Combining these two ideas made me think of how I would personify my feelings, namely Guilt and Regret. This is what I wrote in my journal:
Guilt and Regret - like two peas in a pod; siamese twins, joined at the hip. When one shows up, the other comes by default. I wonder if there will be any point in my grief journey when Guilt will part for good, taking up residence with another poor soul; when I will be able to say clearly and soberly that I did all that I knew to do, that Josh did this to himself and therefore, I am not at fault? I wonder.
There are moments now when these absolving thoughts float through my head but always, either softly in the background, or loudly in my ears, Guilt says, "No! You should've known, seeing it coming, been on your guard, questioned him, talked to him......prevented his death."
Then Regret chimes in with her soliloquy which repeats like a broken record, unable to get out of the verbal rut: "what if...if only... would've....could've...should've..."
I endure their mental flogging as just punishment for not being a good mother, for although I tried to be, I was not attentive enough, not what he needed me to be and now my Josh is dead - ergo, my fault.

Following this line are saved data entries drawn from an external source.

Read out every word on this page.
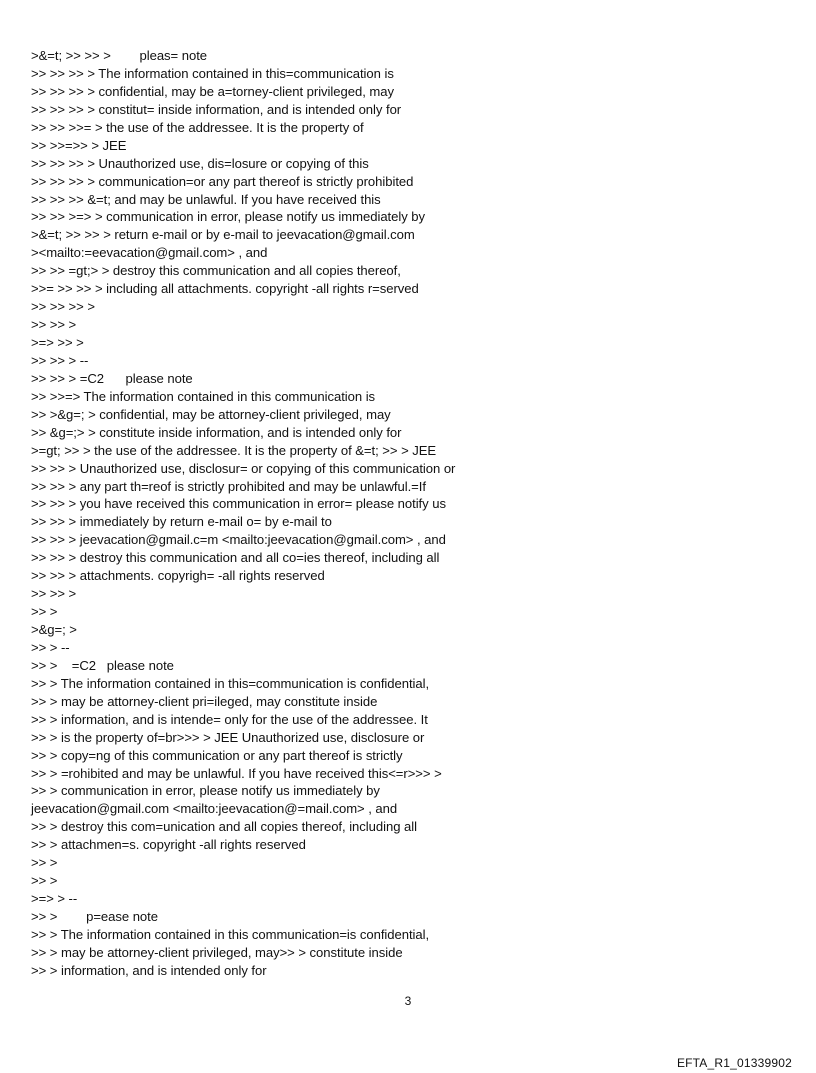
>&=t; >> >> >        pleas= note
>> >> >> > The information contained in this=communication is
>> >> >> > confidential, may be a=torney-client privileged, may
>> >> >> > constitut= inside information, and is intended only for
>> >> >>= > the use of the addressee. It is the property of
>> >>=>> > JEE
>> >> >> > Unauthorized use, dis=losure or copying of this
>> >> >> > communication=or any part thereof is strictly prohibited
>> >> >> &=t; and may be unlawful. If you have received this
>> >> >=> > communication in error, please notify us immediately by
>&=t; >> >> > return e-mail or by e-mail to jeevacation@gmail.com
><mailto:=eevacation@gmail.com> , and
>> >> =gt;> > destroy this communication and all copies thereof,
>>= >> >> > including all attachments. copyright -all rights r=served
>> >> >> >
>> >> >
>=> >> >
>> >> > --
>> >> > =C2      please note
>> >>=> The information contained in this communication is
>> >&g=; > confidential, may be attorney-client privileged, may
>> &g=;> > constitute inside information, and is intended only for
>=gt; >> > the use of the addressee. It is the property of &=t; >> > JEE
>> >> > Unauthorized use, disclosur= or copying of this communication or
>> >> > any part th=reof is strictly prohibited and may be unlawful.=If
>> >> > you have received this communication in error= please notify us
>> >> > immediately by return e-mail o= by e-mail to
>> >> > jeevacation@gmail.c=m <mailto:jeevacation@gmail.com> , and
>> >> > destroy this communication and all co=ies thereof, including all
>> >> > attachments. copyrigh= -all rights reserved
>> >> >
>> >
>&g=; >
>> > --
>> >    =C2   please note
>> > The information contained in this=communication is confidential,
>> > may be attorney-client pri=ileged, may constitute inside
>> > information, and is intende= only for the use of the addressee. It
>> > is the property of=br>>> > JEE Unauthorized use, disclosure or
>> > copy=ng of this communication or any part thereof is strictly
>> > =rohibited and may be unlawful. If you have received this<=r>>> >
>> > communication in error, please notify us immediately by
jeevacation@gmail.com <mailto:jeevacation@=mail.com> , and
>> > destroy this com=unication and all copies thereof, including all
>> > attachmen=s. copyright -all rights reserved
>> >
>> >
>=> > --
>> >        p=ease note
>> > The information contained in this communication=is confidential,
>> > may be attorney-client privileged, may>> > constitute inside
>> > information, and is intended only for
3
EFTA_R1_01339902
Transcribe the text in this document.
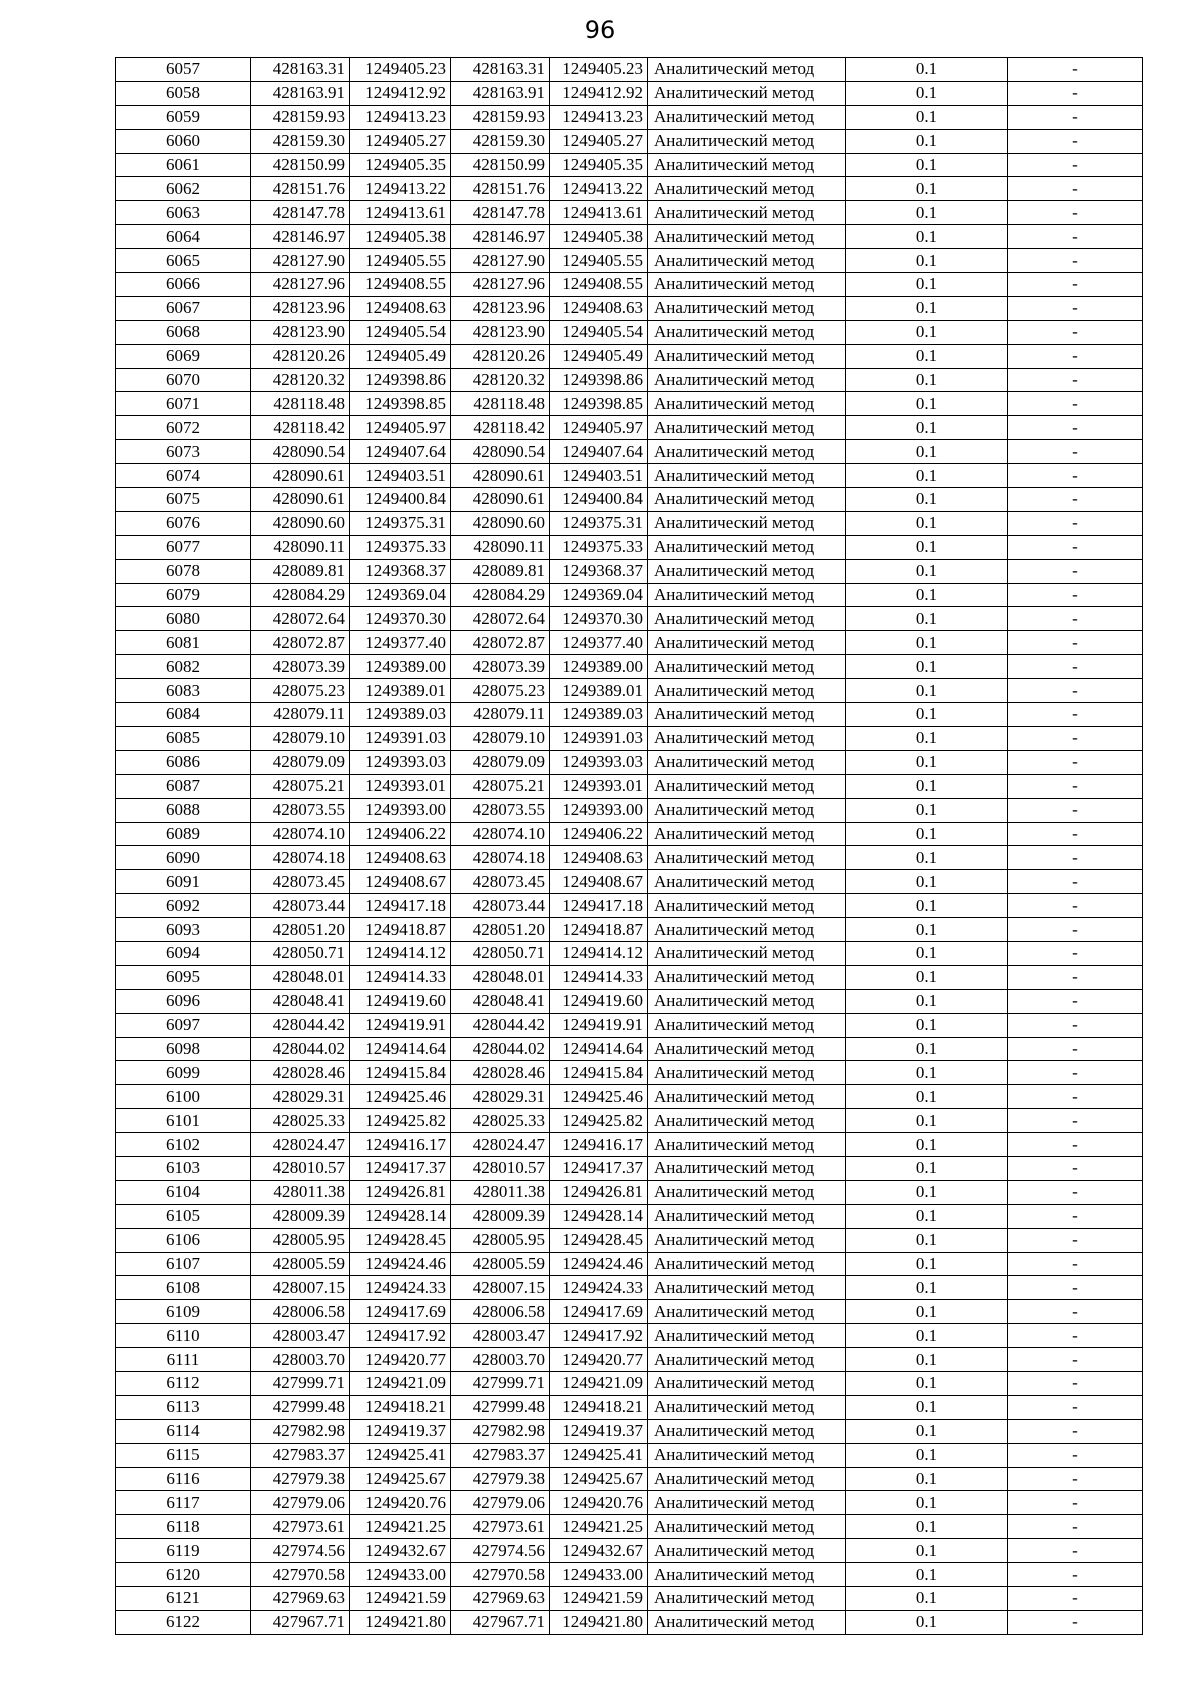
96
6057	428163.31	1249405.23	428163.31	1249405.23	Аналитический метод	0.1	-
6058	428163.91	1249412.92	428163.91	1249412.92	Аналитический метод	0.1	-
6059	428159.93	1249413.23	428159.93	1249413.23	Аналитический метод	0.1	-
6060	428159.30	1249405.27	428159.30	1249405.27	Аналитический метод	0.1	-
6061	428150.99	1249405.35	428150.99	1249405.35	Аналитический метод	0.1	-
6062	428151.76	1249413.22	428151.76	1249413.22	Аналитический метод	0.1	-
6063	428147.78	1249413.61	428147.78	1249413.61	Аналитический метод	0.1	-
6064	428146.97	1249405.38	428146.97	1249405.38	Аналитический метод	0.1	-
6065	428127.90	1249405.55	428127.90	1249405.55	Аналитический метод	0.1	-
6066	428127.96	1249408.55	428127.96	1249408.55	Аналитический метод	0.1	-
6067	428123.96	1249408.63	428123.96	1249408.63	Аналитический метод	0.1	-
6068	428123.90	1249405.54	428123.90	1249405.54	Аналитический метод	0.1	-
6069	428120.26	1249405.49	428120.26	1249405.49	Аналитический метод	0.1	-
6070	428120.32	1249398.86	428120.32	1249398.86	Аналитический метод	0.1	-
6071	428118.48	1249398.85	428118.48	1249398.85	Аналитический метод	0.1	-
6072	428118.42	1249405.97	428118.42	1249405.97	Аналитический метод	0.1	-
6073	428090.54	1249407.64	428090.54	1249407.64	Аналитический метод	0.1	-
6074	428090.61	1249403.51	428090.61	1249403.51	Аналитический метод	0.1	-
6075	428090.61	1249400.84	428090.61	1249400.84	Аналитический метод	0.1	-
6076	428090.60	1249375.31	428090.60	1249375.31	Аналитический метод	0.1	-
6077	428090.11	1249375.33	428090.11	1249375.33	Аналитический метод	0.1	-
6078	428089.81	1249368.37	428089.81	1249368.37	Аналитический метод	0.1	-
6079	428084.29	1249369.04	428084.29	1249369.04	Аналитический метод	0.1	-
6080	428072.64	1249370.30	428072.64	1249370.30	Аналитический метод	0.1	-
6081	428072.87	1249377.40	428072.87	1249377.40	Аналитический метод	0.1	-
6082	428073.39	1249389.00	428073.39	1249389.00	Аналитический метод	0.1	-
6083	428075.23	1249389.01	428075.23	1249389.01	Аналитический метод	0.1	-
6084	428079.11	1249389.03	428079.11	1249389.03	Аналитический метод	0.1	-
6085	428079.10	1249391.03	428079.10	1249391.03	Аналитический метод	0.1	-
6086	428079.09	1249393.03	428079.09	1249393.03	Аналитический метод	0.1	-
6087	428075.21	1249393.01	428075.21	1249393.01	Аналитический метод	0.1	-
6088	428073.55	1249393.00	428073.55	1249393.00	Аналитический метод	0.1	-
6089	428074.10	1249406.22	428074.10	1249406.22	Аналитический метод	0.1	-
6090	428074.18	1249408.63	428074.18	1249408.63	Аналитический метод	0.1	-
6091	428073.45	1249408.67	428073.45	1249408.67	Аналитический метод	0.1	-
6092	428073.44	1249417.18	428073.44	1249417.18	Аналитический метод	0.1	-
6093	428051.20	1249418.87	428051.20	1249418.87	Аналитический метод	0.1	-
6094	428050.71	1249414.12	428050.71	1249414.12	Аналитический метод	0.1	-
6095	428048.01	1249414.33	428048.01	1249414.33	Аналитический метод	0.1	-
6096	428048.41	1249419.60	428048.41	1249419.60	Аналитический метод	0.1	-
6097	428044.42	1249419.91	428044.42	1249419.91	Аналитический метод	0.1	-
6098	428044.02	1249414.64	428044.02	1249414.64	Аналитический метод	0.1	-
6099	428028.46	1249415.84	428028.46	1249415.84	Аналитический метод	0.1	-
6100	428029.31	1249425.46	428029.31	1249425.46	Аналитический метод	0.1	-
6101	428025.33	1249425.82	428025.33	1249425.82	Аналитический метод	0.1	-
6102	428024.47	1249416.17	428024.47	1249416.17	Аналитический метод	0.1	-
6103	428010.57	1249417.37	428010.57	1249417.37	Аналитический метод	0.1	-
6104	428011.38	1249426.81	428011.38	1249426.81	Аналитический метод	0.1	-
6105	428009.39	1249428.14	428009.39	1249428.14	Аналитический метод	0.1	-
6106	428005.95	1249428.45	428005.95	1249428.45	Аналитический метод	0.1	-
6107	428005.59	1249424.46	428005.59	1249424.46	Аналитический метод	0.1	-
6108	428007.15	1249424.33	428007.15	1249424.33	Аналитический метод	0.1	-
6109	428006.58	1249417.69	428006.58	1249417.69	Аналитический метод	0.1	-
6110	428003.47	1249417.92	428003.47	1249417.92	Аналитический метод	0.1	-
6111	428003.70	1249420.77	428003.70	1249420.77	Аналитический метод	0.1	-
6112	427999.71	1249421.09	427999.71	1249421.09	Аналитический метод	0.1	-
6113	427999.48	1249418.21	427999.48	1249418.21	Аналитический метод	0.1	-
6114	427982.98	1249419.37	427982.98	1249419.37	Аналитический метод	0.1	-
6115	427983.37	1249425.41	427983.37	1249425.41	Аналитический метод	0.1	-
6116	427979.38	1249425.67	427979.38	1249425.67	Аналитический метод	0.1	-
6117	427979.06	1249420.76	427979.06	1249420.76	Аналитический метод	0.1	-
6118	427973.61	1249421.25	427973.61	1249421.25	Аналитический метод	0.1	-
6119	427974.56	1249432.67	427974.56	1249432.67	Аналитический метод	0.1	-
6120	427970.58	1249433.00	427970.58	1249433.00	Аналитический метод	0.1	-
6121	427969.63	1249421.59	427969.63	1249421.59	Аналитический метод	0.1	-
6122	427967.71	1249421.80	427967.71	1249421.80	Аналитический метод	0.1	-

I've come to accept Guilt and Regret's tenacious hold for it is the price of motherhood. Moms protect. Moms guard. Moms are willing to die in order to save their children. Moms are not supposed to outlive their precious offspring. Good moms do not have a child who takes their own life.
So deep down, I believe Guilt and Regret words:
I should've been different.
I should've been better.
I should've seen something - a sign - even when no one else did.
I should've known and so been able to prevent his death.
And what it really comes down to is this most painful thought:
If Josh had a different mom, maybe he would be alive.